Rajya Sabha Chairman cannot insist on proof ‘beyond reasonable doubt’ at this stage of the motion, according to constitutional provisions or the law.
The order of Venkaiah Naidu, Chairman of the Rajya Sabha and Vice-President of India, rejecting the motion seeking the impeachment of the Chief Justice of India, Dipak Misra, is a misinterpretation of Article 124(4) and (5) of the Constitution and the Judges (Inquiry) Act, 1968.
The Chairman records: “The same does not constitute proof beyond reasonable doubt, which is required to make out a case of proved misbehaviour under Article 124(4).”
Prima facie or with proof?
The seminal issue involved in the present controversy is whether the Members of Parliament initiating the impeachment motion have to adduce proof of evidence which is ‘beyond reasonable doubt’ at the stage of presentation of the complaint, or does it have to be of a prima facie nature.
The said proposition was conclusively settled in the case of the Sub-Committee on Judicial Accountability vs. Union of India by a Constitution bench of the Supreme Court. In this connection, once prima facie proof of misbehaviour is presented, the machinery for investigation and finding of proof of misbehaviour or incapacity comes into operation, which entails the constitution of the inquiry committee envisaged under the Judges (Inquiry) Act.
The position would be that an “allegation” of misbehaviour or incapacity of a judge has to be made, investigated, and found proved in accordance with the law enacted under Article 124(5) of the Constitution.

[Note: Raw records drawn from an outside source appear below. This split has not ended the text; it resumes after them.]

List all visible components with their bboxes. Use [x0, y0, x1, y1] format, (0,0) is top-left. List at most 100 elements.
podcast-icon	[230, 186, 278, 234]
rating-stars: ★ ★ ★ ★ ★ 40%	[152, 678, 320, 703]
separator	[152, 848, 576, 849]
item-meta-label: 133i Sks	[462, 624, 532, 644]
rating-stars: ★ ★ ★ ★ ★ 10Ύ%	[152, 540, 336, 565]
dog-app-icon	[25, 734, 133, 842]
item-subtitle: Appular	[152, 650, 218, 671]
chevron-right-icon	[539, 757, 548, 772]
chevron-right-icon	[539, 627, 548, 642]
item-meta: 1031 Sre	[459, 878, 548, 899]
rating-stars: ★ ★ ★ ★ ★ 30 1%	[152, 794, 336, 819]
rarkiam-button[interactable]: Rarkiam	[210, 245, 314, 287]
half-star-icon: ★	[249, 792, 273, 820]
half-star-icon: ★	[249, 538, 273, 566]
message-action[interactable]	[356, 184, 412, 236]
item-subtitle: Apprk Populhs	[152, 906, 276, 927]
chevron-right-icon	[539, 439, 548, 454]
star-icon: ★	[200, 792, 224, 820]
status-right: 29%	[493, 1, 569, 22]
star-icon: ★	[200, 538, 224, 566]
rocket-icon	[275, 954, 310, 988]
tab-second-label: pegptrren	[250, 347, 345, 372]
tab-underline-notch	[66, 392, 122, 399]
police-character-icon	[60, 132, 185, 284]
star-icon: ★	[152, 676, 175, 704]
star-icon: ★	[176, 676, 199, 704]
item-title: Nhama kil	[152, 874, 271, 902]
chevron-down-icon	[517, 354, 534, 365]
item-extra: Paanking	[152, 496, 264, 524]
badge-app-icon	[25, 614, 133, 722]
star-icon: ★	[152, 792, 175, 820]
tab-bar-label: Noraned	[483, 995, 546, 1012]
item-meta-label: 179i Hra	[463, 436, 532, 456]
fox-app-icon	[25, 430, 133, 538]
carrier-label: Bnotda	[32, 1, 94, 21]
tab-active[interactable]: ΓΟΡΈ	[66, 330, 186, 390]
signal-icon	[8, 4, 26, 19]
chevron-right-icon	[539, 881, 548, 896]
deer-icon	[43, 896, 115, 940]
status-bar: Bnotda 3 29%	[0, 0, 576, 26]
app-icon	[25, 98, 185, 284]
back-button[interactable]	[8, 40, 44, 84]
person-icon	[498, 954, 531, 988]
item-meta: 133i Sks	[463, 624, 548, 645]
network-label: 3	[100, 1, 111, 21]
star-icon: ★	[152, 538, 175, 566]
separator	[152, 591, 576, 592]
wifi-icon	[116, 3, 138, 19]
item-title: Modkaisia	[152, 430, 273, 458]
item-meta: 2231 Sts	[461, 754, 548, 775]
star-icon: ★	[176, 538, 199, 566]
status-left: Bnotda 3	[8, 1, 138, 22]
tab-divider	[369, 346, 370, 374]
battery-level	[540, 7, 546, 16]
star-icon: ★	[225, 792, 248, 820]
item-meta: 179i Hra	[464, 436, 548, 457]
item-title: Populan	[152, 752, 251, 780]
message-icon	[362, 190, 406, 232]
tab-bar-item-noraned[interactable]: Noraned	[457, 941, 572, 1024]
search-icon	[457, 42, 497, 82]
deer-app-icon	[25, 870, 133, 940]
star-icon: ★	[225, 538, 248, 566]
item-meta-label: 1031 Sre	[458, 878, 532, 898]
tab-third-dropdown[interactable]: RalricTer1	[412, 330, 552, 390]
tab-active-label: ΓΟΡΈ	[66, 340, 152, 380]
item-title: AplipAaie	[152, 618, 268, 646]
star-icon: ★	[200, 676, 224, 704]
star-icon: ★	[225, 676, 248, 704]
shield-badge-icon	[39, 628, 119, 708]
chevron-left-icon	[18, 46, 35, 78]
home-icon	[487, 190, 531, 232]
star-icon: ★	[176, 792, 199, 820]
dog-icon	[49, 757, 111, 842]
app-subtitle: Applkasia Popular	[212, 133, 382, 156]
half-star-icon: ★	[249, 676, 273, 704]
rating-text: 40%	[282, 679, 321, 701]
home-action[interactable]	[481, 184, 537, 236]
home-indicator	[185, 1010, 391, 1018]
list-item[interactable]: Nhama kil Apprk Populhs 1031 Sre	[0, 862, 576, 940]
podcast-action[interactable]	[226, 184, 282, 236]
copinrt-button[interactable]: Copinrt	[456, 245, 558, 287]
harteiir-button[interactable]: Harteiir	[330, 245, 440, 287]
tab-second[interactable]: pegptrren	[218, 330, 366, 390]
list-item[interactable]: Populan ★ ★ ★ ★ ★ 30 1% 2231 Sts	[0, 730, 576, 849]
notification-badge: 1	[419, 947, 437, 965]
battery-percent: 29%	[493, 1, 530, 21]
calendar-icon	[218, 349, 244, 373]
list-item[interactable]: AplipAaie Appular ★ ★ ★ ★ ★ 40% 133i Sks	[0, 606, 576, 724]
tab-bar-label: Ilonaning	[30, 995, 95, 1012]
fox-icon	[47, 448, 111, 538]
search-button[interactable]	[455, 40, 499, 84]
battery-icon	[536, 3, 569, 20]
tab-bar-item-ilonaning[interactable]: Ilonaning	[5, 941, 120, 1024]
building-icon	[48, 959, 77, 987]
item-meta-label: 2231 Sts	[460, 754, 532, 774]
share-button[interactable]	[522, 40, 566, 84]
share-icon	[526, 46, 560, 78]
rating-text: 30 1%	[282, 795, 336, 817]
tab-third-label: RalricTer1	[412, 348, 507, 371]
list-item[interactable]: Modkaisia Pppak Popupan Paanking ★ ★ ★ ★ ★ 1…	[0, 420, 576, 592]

This indicates that the process of determining the veracity of the allegations is required to be undertaken by the inquiry committee and not by the Chairman of the Rajya Sabha.

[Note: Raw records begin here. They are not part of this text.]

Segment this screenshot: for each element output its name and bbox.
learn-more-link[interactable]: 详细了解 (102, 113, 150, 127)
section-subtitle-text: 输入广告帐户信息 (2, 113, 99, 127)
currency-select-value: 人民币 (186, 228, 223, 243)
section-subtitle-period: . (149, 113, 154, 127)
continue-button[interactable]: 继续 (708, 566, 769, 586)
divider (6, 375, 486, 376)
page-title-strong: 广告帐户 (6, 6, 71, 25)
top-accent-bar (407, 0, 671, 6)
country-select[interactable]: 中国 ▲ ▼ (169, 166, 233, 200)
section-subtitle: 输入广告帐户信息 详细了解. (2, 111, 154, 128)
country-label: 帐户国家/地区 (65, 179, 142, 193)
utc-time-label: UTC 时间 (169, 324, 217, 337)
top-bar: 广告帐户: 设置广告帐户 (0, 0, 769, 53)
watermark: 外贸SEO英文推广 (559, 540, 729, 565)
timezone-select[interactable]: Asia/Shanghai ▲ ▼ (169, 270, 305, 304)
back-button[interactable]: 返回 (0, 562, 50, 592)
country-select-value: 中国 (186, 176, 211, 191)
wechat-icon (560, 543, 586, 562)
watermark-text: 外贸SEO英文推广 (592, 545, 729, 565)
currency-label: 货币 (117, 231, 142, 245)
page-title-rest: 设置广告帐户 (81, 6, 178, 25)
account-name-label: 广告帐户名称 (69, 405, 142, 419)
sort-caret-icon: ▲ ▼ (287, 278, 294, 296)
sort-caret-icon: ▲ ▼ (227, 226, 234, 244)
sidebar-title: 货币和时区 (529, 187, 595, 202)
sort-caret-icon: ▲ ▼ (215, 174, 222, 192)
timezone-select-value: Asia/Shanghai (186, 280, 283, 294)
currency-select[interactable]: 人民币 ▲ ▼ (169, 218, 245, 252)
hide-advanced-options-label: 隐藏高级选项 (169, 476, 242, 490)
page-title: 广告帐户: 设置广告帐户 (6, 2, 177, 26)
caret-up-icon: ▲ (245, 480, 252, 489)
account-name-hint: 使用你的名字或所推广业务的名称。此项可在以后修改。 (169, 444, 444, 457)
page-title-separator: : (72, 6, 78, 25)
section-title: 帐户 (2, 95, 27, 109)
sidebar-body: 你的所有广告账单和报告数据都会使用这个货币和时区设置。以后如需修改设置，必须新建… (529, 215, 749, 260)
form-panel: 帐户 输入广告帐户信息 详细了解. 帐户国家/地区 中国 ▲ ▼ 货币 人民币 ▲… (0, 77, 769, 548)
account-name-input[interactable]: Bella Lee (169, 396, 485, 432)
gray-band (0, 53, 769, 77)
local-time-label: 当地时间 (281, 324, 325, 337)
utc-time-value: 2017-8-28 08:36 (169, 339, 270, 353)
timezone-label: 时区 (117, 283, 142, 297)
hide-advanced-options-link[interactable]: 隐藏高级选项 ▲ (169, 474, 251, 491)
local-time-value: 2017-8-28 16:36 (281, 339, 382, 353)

Moreover, if the ‘proof beyond reasonable doubt’ has to be presented at the stage of presentation of the impeachment motion, the role of the inquiry committee envisaged under the Judges (Inquiry) Act is rendered inconsequential.
The role of the Chairman at this stage is restricted to ascertaining the minimum number of MPs signing the motion as required under law, and to satisfy himself about the prima facie nature of the charges as contained in the motion.
A ‘prima facie’ case does not mean a case proved to the hilt, but a case which can be said to be established if the evidence which is led in support of the case were (to be) believed. While determining whether a prima facie case had been made out or not, the relevant consideration is whether on the basis of the evidence, it was possible to arrive at the conclusion in question, and not whether that was the only conclusion which could be arrived at on that evidence.
In other words, the Chairman has misinterpreted the requirement that the impeachment motion — at the stage of presentation — should have evidence of proof which is beyond reasonable doubt in order to admit the motion and constitute an inquiry committee.
Meaning of misbehaviour
The meaning of the expression “misbehaviour” as interpreted by the Supreme Court in the context of Article 124(4) of the Constitution and the Judges (Inquiry) Act is “wilful abuse of judicial office, wilful misconduct in the office, corruption, lack of integrity, any other offence involving moral turpitude or persistent failure to perform the judicial duties”.
The said expression has been consciously given a wide connotation to embrace within its sweep different facets of conduct opposed to good conduct.
The Chairman of the Rajya Sabha, at this stage, is mandated under law to assess the said charges on the touchstone of prima facie evidence. Any other interpretation of the role of the Chairman will impinge on the constitutional power of the Members of Parliament to initiate a motion of impeachment on the basis of the material available to them.
It is useful to refer to the preamble of the Judges (Inquiry) Act, 1968, which unequivocally states that it is an act to regulate the procedure for the investigation and proof of misbehaviour or incapacity of a judge of the Supreme Court or of a High Court.
Therefore, the Chairman’s decision runs counter to the intention of the Parliament and, even, the Constituent Assembly.
Aadil Singh Boparai is a Supreme Court advocate.